A retired U.S. general said Thursday that the Dutch policy of allowing openly gay soldiers to serve in its military led, in part, to its failure to halt the massacre of Muslims in the Bosnian town of Srebrenica in 1995.
Immediately afterward, the Dutch ambassador to the United States issued a sharp denial.
After the collapse of the Soviet Union in 1991, "nations like Belgium, Luxembourg, the Dutch, et cetera, firmly believed there was no longer a need for an active combat capability in the militaries," John Sheehan, former supreme allied commander – Atlantic, told a Senate hearing on the "Don't Ask, Don't Tell" policy under which gays are not allowed to serve in the U.S. military openly.

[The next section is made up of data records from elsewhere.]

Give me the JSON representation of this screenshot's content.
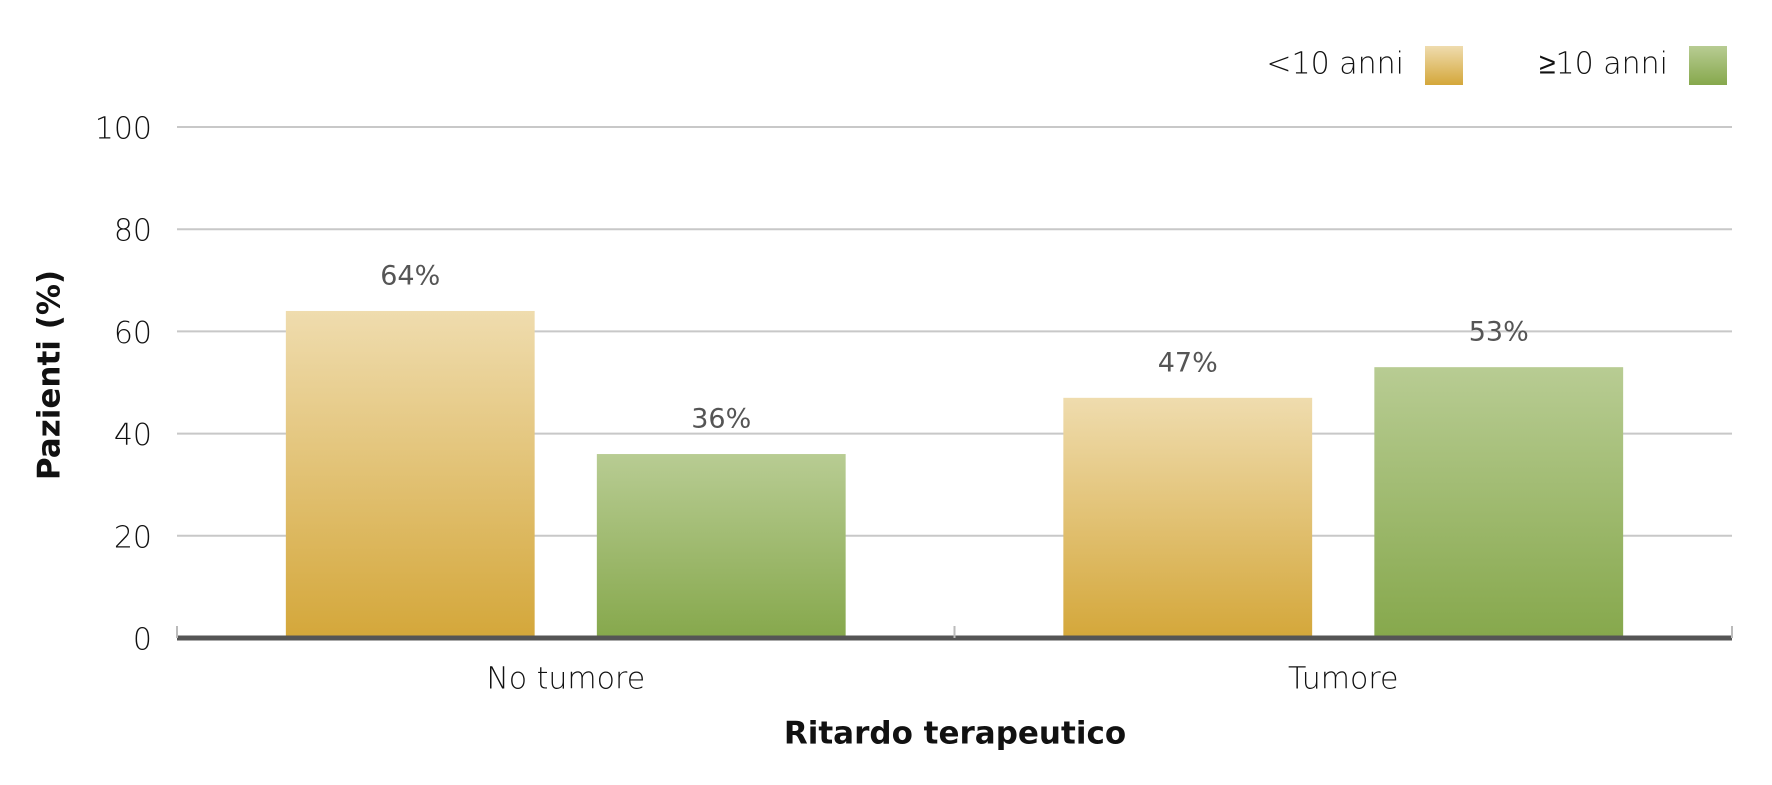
{
  "chart_data": {
    "type": "bar",
    "x_label": "Ritardo terapeutico",
    "y_label": "Pazienti (%)",
    "categories": [
      "No tumore",
      "Tumore"
    ],
    "series": [
      {
        "name": "<10 anni",
        "color": "#d4a73a",
        "light": "#efdcae",
        "values": [
          64,
          47
        ],
        "value_labels": [
          "64%",
          "47%"
        ]
      },
      {
        "name": "≥10 anni",
        "color": "#86a84c",
        "light": "#b8cc93",
        "values": [
          36,
          53
        ],
        "value_labels": [
          "36%",
          "53%"
        ]
      }
    ],
    "ylim": [
      0,
      100
    ],
    "yticks": [
      0,
      20,
      40,
      60,
      80,
      100
    ],
    "grid": true,
    "legend": "top-right"
  }
}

"As a result, they declared a peace dividend and made a conscious effort to socialize their military," he said. "That includes the unionization of their militaries. It includes open homosexuality demonstrated in a series of other activities, with a focus on peacekeeping operations, because they did not believe the Germans were going to attack again or the Soviets were coming back."

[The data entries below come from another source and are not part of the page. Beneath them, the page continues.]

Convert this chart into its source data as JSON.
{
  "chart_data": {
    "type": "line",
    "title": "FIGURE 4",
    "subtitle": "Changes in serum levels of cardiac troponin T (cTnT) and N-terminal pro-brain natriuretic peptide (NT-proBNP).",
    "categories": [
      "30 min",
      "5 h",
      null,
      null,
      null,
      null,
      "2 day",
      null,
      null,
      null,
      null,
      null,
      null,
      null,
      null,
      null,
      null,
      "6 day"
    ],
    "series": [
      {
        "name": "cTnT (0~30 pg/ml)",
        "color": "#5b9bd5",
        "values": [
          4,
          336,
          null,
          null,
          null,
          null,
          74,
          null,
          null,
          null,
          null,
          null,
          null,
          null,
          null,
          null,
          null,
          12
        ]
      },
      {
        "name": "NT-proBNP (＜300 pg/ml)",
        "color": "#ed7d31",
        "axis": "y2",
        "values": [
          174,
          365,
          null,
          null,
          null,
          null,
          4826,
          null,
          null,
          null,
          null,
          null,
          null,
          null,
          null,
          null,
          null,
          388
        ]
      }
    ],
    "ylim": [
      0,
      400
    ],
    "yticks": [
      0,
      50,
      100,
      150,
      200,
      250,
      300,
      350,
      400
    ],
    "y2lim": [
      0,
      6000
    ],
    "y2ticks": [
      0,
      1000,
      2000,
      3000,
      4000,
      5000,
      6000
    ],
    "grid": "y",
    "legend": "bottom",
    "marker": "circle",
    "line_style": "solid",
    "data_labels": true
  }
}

"That led to a force that was ill-equipped to go to war. The case in point that I'm referring to is when the Dutch were required to defend Srebrenica against the Serbs. The battalion was under-strength, poorly led, and the Serbs came into town, handcuffed the soldiers to the telephone poles, marched the Muslims off, and executed them," Sheehan said. "That was the largest massacre in Europe since World War II."

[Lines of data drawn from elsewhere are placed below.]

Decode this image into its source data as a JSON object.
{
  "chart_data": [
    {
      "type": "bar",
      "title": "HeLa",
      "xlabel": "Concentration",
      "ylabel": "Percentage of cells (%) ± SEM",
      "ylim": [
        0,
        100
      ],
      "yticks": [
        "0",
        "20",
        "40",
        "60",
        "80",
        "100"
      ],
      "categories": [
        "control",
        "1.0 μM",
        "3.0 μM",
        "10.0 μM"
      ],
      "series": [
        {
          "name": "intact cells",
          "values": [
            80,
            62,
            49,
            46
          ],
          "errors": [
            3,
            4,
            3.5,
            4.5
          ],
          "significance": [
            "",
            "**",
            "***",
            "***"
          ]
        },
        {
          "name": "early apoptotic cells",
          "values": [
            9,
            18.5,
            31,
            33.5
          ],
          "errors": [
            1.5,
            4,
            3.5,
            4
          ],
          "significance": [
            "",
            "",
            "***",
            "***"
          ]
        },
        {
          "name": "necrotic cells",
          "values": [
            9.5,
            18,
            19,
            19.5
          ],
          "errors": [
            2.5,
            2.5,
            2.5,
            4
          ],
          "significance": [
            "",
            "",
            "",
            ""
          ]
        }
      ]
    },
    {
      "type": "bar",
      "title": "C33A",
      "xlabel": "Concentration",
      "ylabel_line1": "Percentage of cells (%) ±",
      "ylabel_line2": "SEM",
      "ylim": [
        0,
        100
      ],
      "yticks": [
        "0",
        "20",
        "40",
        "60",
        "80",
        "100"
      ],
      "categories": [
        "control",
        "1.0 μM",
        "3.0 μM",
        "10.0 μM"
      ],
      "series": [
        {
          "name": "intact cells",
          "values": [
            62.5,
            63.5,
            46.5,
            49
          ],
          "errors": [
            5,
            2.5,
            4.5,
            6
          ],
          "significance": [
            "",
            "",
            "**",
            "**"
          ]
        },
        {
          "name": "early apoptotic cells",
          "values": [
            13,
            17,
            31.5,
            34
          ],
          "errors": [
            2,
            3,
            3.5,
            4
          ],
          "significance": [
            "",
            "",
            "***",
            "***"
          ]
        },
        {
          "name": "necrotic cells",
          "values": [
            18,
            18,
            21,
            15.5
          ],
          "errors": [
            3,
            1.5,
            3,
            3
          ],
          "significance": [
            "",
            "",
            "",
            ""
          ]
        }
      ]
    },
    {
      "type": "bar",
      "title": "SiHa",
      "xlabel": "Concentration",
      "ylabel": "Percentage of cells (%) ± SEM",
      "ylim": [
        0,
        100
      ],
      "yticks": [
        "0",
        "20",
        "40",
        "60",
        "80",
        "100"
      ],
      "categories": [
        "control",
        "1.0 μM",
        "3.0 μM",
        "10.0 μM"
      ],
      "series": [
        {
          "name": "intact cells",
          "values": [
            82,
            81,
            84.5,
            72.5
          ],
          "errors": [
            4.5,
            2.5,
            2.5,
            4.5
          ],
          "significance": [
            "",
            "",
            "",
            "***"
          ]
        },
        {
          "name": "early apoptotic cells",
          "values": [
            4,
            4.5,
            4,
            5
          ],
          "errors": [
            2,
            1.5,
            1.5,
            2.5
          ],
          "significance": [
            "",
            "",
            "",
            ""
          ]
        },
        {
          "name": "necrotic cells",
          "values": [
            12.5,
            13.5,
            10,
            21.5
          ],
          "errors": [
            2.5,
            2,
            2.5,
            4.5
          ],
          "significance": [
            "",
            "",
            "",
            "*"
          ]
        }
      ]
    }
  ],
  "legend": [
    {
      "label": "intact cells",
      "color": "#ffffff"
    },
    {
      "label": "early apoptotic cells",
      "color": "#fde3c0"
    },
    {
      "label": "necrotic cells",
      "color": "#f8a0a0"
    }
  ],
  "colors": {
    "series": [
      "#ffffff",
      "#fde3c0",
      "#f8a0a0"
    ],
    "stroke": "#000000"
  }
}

Asked if Dutch leaders had told him that the Dutch military's performance was linked to its gay soldiers, he said, "Yes ... They included that as part of the problem."
In a written statement, the Dutch ambassador to the U.S., Renee Jones-Bos, said about Sheehan's comments, "I couldn't disagree more.
"I take pride in the fact that lesbians and gays have served openly and with distinction in the Dutch military forces for decades, including in leading operational positions, such as in Afghanistan at the moment," she said.
"The military mission of Dutch U.N. soldiers at Srebrenica has been exhaustively studied and evaluated, nationally and internationally. There is nothing in these reports that suggests any relationship between gays serving in the military and the mass murder of Bosnian Muslims."
They were referring to the incident that began on July 11 1995, when Serb forces overran the United Nations "safe zone" of Srebrenica and systematically executed men and boys while expelling the rest of the Muslim population. In all, 8,000 Bosnian Muslims were killed.